Development Environments

  A development environment consists, as a minimum, of an editor in which you create source files and a console in which you compile / run your programs and interact with them. There are many environments available and they span the entire spectrum in terms of features, integration, price, and platform. We have chosen to focus on three that are "free" and "platform independent":
  1. The Command Prompt -- LINK
    Also known as the "terminal" or the "DOS prompt". It is text-based and is part of every O/S. It does require some path-related setup, and since it is not integrated with an editor, you must install and use a separate editor (like nedit on Unix/Linux or Crimson on Windows) to write your programs. Follow the link for setup and TYPE-related issues.

  2. UniCon -- LINK
    UniCon is an application that simulates a very simple command prompt. It is written in Java and, thus, runs as-is on all platforms. And since it comes with TYPE (part of type.jar), it requires practically no setup. It is meant only for a first course on Java because it simulates only a small subset of the command prompt functionality. As with the command prompt, a separate editor is needed to create programs. it requires minimal setup. Follow the link for instructions.

  3. Eclipse -- LINK
    A sophisticated extensible environment that integrates an editor and a host of other units (debugger, tests, etc.). Follow the link for download and TYPE-related issues.
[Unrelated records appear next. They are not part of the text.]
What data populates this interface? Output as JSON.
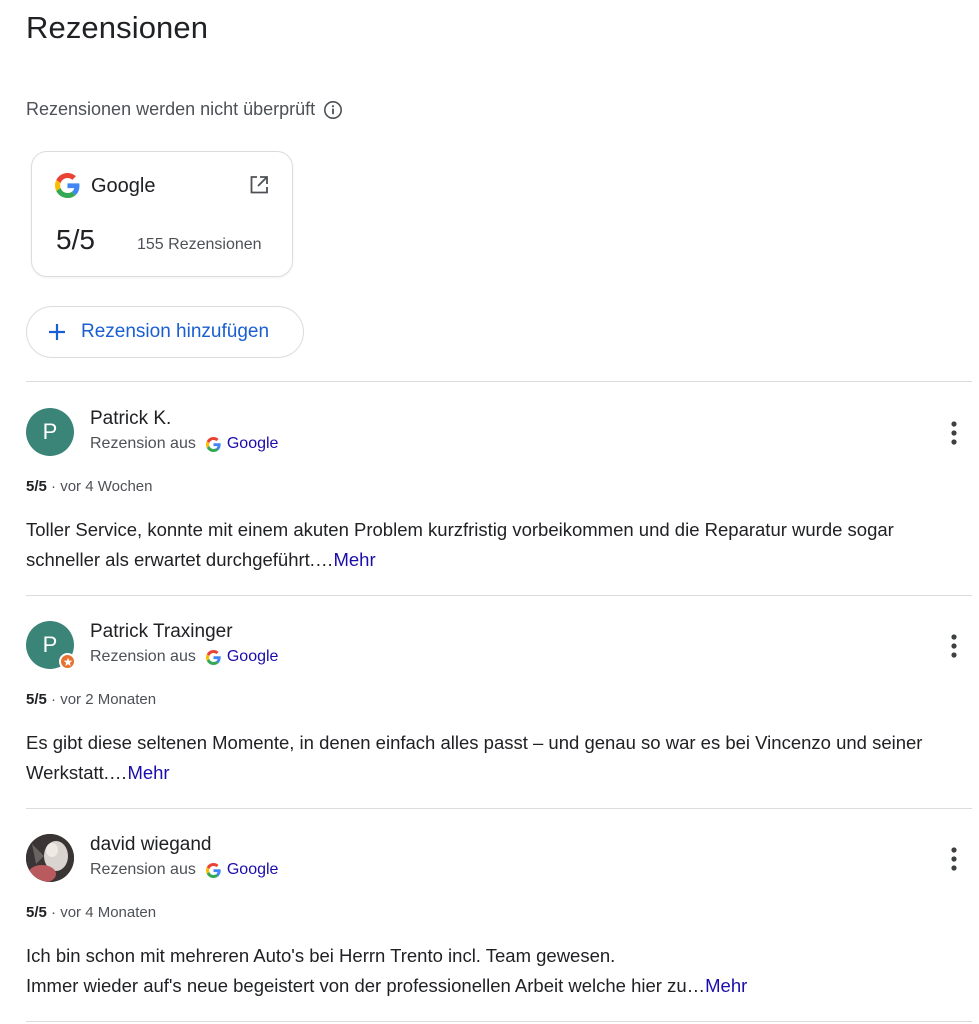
{
  "title": "Rezensionen",
  "notice": "Rezensionen werden nicht überprüft",
  "source_card": {
    "name": "Google",
    "rating": "5/5",
    "count": "155 Rezensionen"
  },
  "add_review_label": "Rezension hinzufügen",
  "reviews": [
    {
      "initial": "P",
      "name": "Patrick K.",
      "source_prefix": "Rezension aus",
      "source_name": "Google",
      "score": "5/5",
      "separator": " · ",
      "time": "vor 4 Wochen",
      "text": "Toller Service, konnte mit einem akuten Problem kurzfristig vorbeikommen und die Reparatur wurde sogar schneller als erwartet durchgeführt.…",
      "more": "Mehr"
    },
    {
      "initial": "P",
      "name": "Patrick Traxinger",
      "source_prefix": "Rezension aus",
      "source_name": "Google",
      "score": "5/5",
      "separator": " · ",
      "time": "vor 2 Monaten",
      "text": "Es gibt diese seltenen Momente, in denen einfach alles passt – und genau so war es bei Vincenzo und seiner Werkstatt.…",
      "more": "Mehr"
    },
    {
      "initial": "",
      "name": "david wiegand",
      "source_prefix": "Rezension aus",
      "source_name": "Google",
      "score": "5/5",
      "separator": " · ",
      "time": "vor 4 Monaten",
      "text": "Ich bin schon mit mehreren Auto's bei Herrn Trento incl. Team gewesen.\nImmer wieder auf's neue begeistert von der professionellen Arbeit welche hier zu…",
      "more": "Mehr"
    }
  ],
  "colors": {
    "accent": "#1a5fd1",
    "link": "#1a0dab",
    "avatar": "#3b8478",
    "local_guide_badge": "#e8712f"
  }
}
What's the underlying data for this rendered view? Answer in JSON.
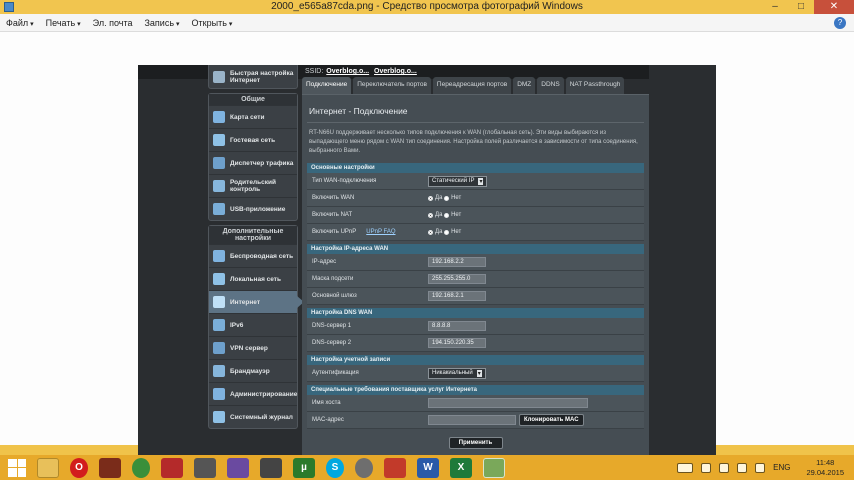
{
  "window": {
    "title": "2000_e565a87cda.png - Средство просмотра фотографий Windows"
  },
  "menubar": {
    "items": [
      {
        "label": "Файл",
        "caret": true
      },
      {
        "label": "Печать",
        "caret": true
      },
      {
        "label": "Эл. почта",
        "caret": false
      },
      {
        "label": "Запись",
        "caret": true
      },
      {
        "label": "Открыть",
        "caret": true
      }
    ],
    "caret": "▾",
    "help": "?"
  },
  "router": {
    "ssid_label": "SSID:",
    "ssid1": "Overblog.o...",
    "ssid2": "Overblog.o...",
    "sidebar": {
      "quick_setup": "Быстрая настройка Интернет",
      "general_head": "Общие",
      "general_items": [
        "Карта сети",
        "Гостевая сеть",
        "Диспетчер трафика",
        "Родительский контроль",
        "USB-приложение"
      ],
      "advanced_head": "Дополнительные настройки",
      "advanced_items": [
        "Беспроводная сеть",
        "Локальная сеть",
        "Интернет",
        "IPv6",
        "VPN сервер",
        "Брандмауэр",
        "Администрирование",
        "Системный журнал"
      ],
      "active": "Интернет"
    },
    "tabs": [
      "Подключение",
      "Переключатель портов",
      "Переадресация портов",
      "DMZ",
      "DDNS",
      "NAT Passthrough"
    ],
    "page_title": "Интернет - Подключение",
    "description": "RT-N66U поддерживает несколько типов подключения к WAN (глобальная сеть). Эти виды выбираются из выпадающего меню рядом с WAN тип соединения. Настройка полей различается в зависимости от типа соединения, выбранного Вами.",
    "basic": {
      "head": "Основные настройки",
      "wan_type_label": "Тип WAN-подключения",
      "wan_type_value": "Статический IP",
      "enable_wan_label": "Включить WAN",
      "enable_nat_label": "Включить NAT",
      "enable_upnp_label": "Включить UPnP",
      "upnp_faq": "UPnP FAQ",
      "yes": "Да",
      "no": "Нет"
    },
    "wan_ip": {
      "head": "Настройка IP-адреса WAN",
      "ip_label": "IP-адрес",
      "ip_value": "192.168.2.2",
      "mask_label": "Маска подсети",
      "mask_value": "255.255.255.0",
      "gw_label": "Основной шлюз",
      "gw_value": "192.168.2.1"
    },
    "dns": {
      "head": "Настройка DNS WAN",
      "dns1_label": "DNS-сервер 1",
      "dns1_value": "8.8.8.8",
      "dns2_label": "DNS-сервер 2",
      "dns2_value": "194.150.220.35"
    },
    "account": {
      "head": "Настройка учетной записи",
      "auth_label": "Аутентификация",
      "auth_value": "Никакиальный"
    },
    "isp": {
      "head": "Специальные требования поставщика услуг Интернета",
      "host_label": "Имя хоста",
      "mac_label": "MAC-адрес",
      "clone_btn": "Клонировать MAC"
    },
    "apply_btn": "Применить"
  },
  "taskbar": {
    "lang": "ENG",
    "time": "11:48",
    "date": "29.04.2015"
  }
}
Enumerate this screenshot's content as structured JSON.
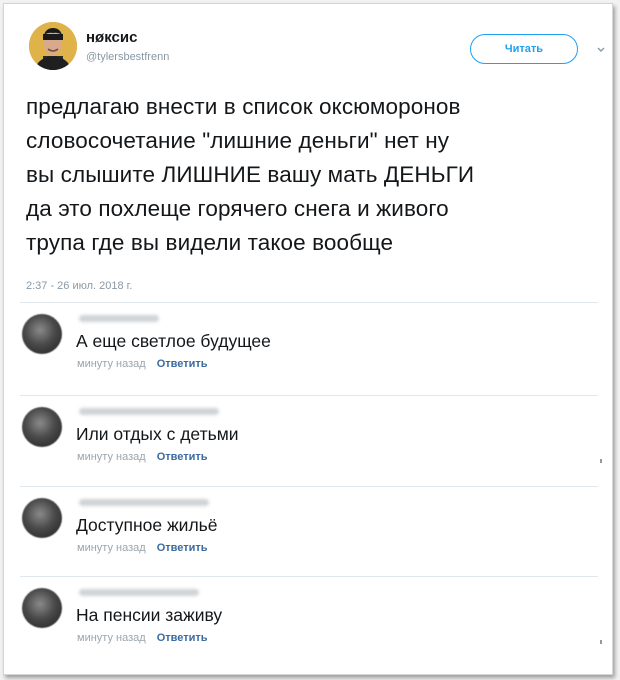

We believe every student must be able to operate in the command environment because, albeit ugly and primitive, every computer has one. Moreover, it is the environment against which products are tested. You can learn this environment either directly or as simulated in UniCon.

We also believe that every student must learn, and become comfortable with, an integrated development environment (IDE) like Eclipse because an IDE offers vast productivity. Admittedly, however, Eclipse is too big for a first course so if you find its download too lengthy or its features too overwhelming, use UniCon instead. You can move to an IDE in the second course.